La météo continue de s’améliorer. Une mauvaise nouvelle pour les Ukrainiens (appui aérien, moins de boue).

  • Russie : Rien de notable sur le territoire russe. Les troupes russes ont lancé environ 15 grenades sur les gardes-frontières ukrainiens au poste frontière de Senkivka puis une douzaine de mines de mortier depuis le village de Lomakivka dans la région de Tchernihiv à la frontière entre Ukraine et Russie.
  • Moldavie/Transnistrie/Odessa : Mobilisation en Transnistrie. Évacuation des occidentaux de Moldavie.
  • Ouest, Nord, Centre : Explosions signalées à Khmelnitsky. Frappe de missile sur un objet d’infrastructure dans le district de Shepetivka de la région de Khmelnitsky, aucune victime. Mais c’est surtout le lancement de deux missiles sur Kyiv qui est marquant. Ce bombardement se déroule alors que le secrétaire général de l’ONU est en pleine visite dans la ville (et que cette capitale n’avait plus été bombardée depuis une dizaine de jours). Antonio Guterres qui était en visite à Moscou hier aurait très bien pu être une victime de ces bombardements. C’est un acte fort de la Russie.
  • Kharkiv : Échec ukrainien sur Lozacha Lopan (frontière russe). Contrairement aux autres villes du nord de l’oblast de Kharkiv, les forces russes ont résisté ici, détruisant deux BMP-2, un BTR-80 et un T-64BV. La prise de cette ville menacerait le contrôle russe de l’autoroute E105 de Ruska Lozova à Belgorod. La perte russe de l’E105 HWY placera Belgorod sous la menace accrue d’attaques ukrainiennes à longue portée. Mais il y a des progrès au Nord de Kharkiv avec l’entrée dans Ruska Lozova et la reprise de Kutuzivka (Nord-Est). 5 personnes tuées, 11 blessées aujourd’hui à la suite de bombardements à Kharkiv et dans la région. Le service de sécurité d’Ukraine à Kharkiv a trouvé un entrepôt de pièces détachées pour chars d’une valeur de 1,5 million de dollars
  • Izium - Sevierodonetsk/Lysychansk :

Mêmes cibles qu’hier :

Bombardements sur Velyka Komyshuvakha, Dibrone, Lyman, Yampil, Rubizhne, Nyzhnie, Orikhove.

Nouvelles cibles : Lysychansk, Kramatorsk.
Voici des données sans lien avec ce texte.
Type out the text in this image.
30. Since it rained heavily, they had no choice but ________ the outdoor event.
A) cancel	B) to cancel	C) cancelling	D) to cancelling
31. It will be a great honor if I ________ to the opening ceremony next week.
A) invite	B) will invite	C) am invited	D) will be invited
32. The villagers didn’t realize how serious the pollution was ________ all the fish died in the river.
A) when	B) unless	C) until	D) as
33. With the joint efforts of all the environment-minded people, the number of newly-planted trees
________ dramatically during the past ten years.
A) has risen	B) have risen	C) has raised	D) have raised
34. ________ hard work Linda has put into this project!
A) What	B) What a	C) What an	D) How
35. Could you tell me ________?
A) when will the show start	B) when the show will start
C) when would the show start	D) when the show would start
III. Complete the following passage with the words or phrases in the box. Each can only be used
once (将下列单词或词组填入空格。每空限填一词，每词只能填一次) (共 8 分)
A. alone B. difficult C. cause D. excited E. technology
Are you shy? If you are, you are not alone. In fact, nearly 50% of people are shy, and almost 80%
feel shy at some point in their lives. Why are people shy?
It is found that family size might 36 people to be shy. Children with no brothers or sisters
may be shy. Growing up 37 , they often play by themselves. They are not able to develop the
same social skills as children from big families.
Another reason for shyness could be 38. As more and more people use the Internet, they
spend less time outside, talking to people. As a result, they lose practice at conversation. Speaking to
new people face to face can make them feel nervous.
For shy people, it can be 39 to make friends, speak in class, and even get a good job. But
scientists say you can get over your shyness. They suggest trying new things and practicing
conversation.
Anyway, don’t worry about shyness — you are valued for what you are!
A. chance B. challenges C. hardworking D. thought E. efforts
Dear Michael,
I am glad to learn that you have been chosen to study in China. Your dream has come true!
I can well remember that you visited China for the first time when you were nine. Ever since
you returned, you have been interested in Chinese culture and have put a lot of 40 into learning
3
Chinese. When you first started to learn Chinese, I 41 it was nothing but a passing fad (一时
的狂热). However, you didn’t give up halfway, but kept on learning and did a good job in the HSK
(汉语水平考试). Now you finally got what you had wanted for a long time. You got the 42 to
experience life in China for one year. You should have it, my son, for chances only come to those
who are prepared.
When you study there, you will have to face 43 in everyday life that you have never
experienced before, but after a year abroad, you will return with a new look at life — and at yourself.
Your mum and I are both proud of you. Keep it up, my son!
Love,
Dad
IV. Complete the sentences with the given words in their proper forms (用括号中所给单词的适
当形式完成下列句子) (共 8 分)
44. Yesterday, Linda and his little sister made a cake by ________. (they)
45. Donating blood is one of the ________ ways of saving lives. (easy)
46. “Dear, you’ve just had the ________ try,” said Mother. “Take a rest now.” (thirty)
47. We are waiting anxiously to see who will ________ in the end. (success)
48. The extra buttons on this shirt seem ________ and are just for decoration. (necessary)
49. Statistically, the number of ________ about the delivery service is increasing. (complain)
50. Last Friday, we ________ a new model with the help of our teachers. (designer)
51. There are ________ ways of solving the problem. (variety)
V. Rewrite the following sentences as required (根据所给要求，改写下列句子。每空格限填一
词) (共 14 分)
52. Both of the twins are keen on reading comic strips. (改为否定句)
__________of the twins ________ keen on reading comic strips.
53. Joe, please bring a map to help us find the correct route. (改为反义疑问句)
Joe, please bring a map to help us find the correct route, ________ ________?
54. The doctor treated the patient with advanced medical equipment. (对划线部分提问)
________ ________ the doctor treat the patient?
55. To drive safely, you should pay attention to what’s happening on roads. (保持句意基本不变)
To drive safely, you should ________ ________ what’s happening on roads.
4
Toutes les attaques russes ont été repoussées. La situation à Rubizhne reste compliquée, les forces ukrainiennes sont concentrées dans la partie sud de la ville.

  • Louhansk : Avance lente qui continue vers le centre-ville de Popasna.
  • Donetsk/ Zaporizhzhia : Pas de changement de front. Un dépôt pétrolier est en feu dans le quartier Kirovsky de Donetsk. Toujours des départs de missiles russes de cette zone.

Bombardements : Zelene Pole, Velyka Novosilka, Vuhledar, Solodke, Novomykhailivka, Marinka, Avdiivka, Niu-York, Svitlodarsk, Huliaipole, Malynivka

Les troupes russes ont tenté de percer les lignes ukrainiennes dans la région de Velyka Novosilka, mais ont échoué. Idem dans la région de Solodke et Novomykhailivka, sans succès également.

Les forces évacuées de Marioupol ne sont pas allées au Donbass mais ont renforcé l’effort fait dans cet Oblast. Avec quelques gains mineurs de territoires mais beaucoup de pertes. Zaporizhzhia est une zone de perturbation où l’intention est de fixer les forces ukrainiennes pour assurer le succès des opérations dans la DO de Severodonetsk-Donetsk.

  • Marioupol : Des nouvelles parviennent toujours de Marioupol malgré le blocus autour de l’usine d’Azovstal. L’eau et la nourriture commencent à manquer. La situation est dramatique pour les derniers soldats et civils. La zone Nord de l’usine serait peut-être passée sous contrôle russe.
  • Kherson : Oleksandrivka à l’ouest de Kherson serait sous contrôle russe. De nombreuses actions de résistance dans cet oblast pour contrer l’occupation russe, notamment au niveau logistique (notamment le pont ferroviaire détruit à Yakymivka). Grands incendies autour de Kherson de la part des Russes. Raison inconnue.

Bombardements : Tavriiske, Nova Zoria, Zahradivka, Velyka Kostromka et Maryanske et environs, environs de Zelenodolsk.

Les forces russes ont poussé vers l’ouest et ont atteint la périphérie de Tavriiske. Effort russe au Nord vers Kryvyi Rih. Les combats se sont également poursuivis à la périphérie d’Oleksandrivka. Explosions à Mykolaïv.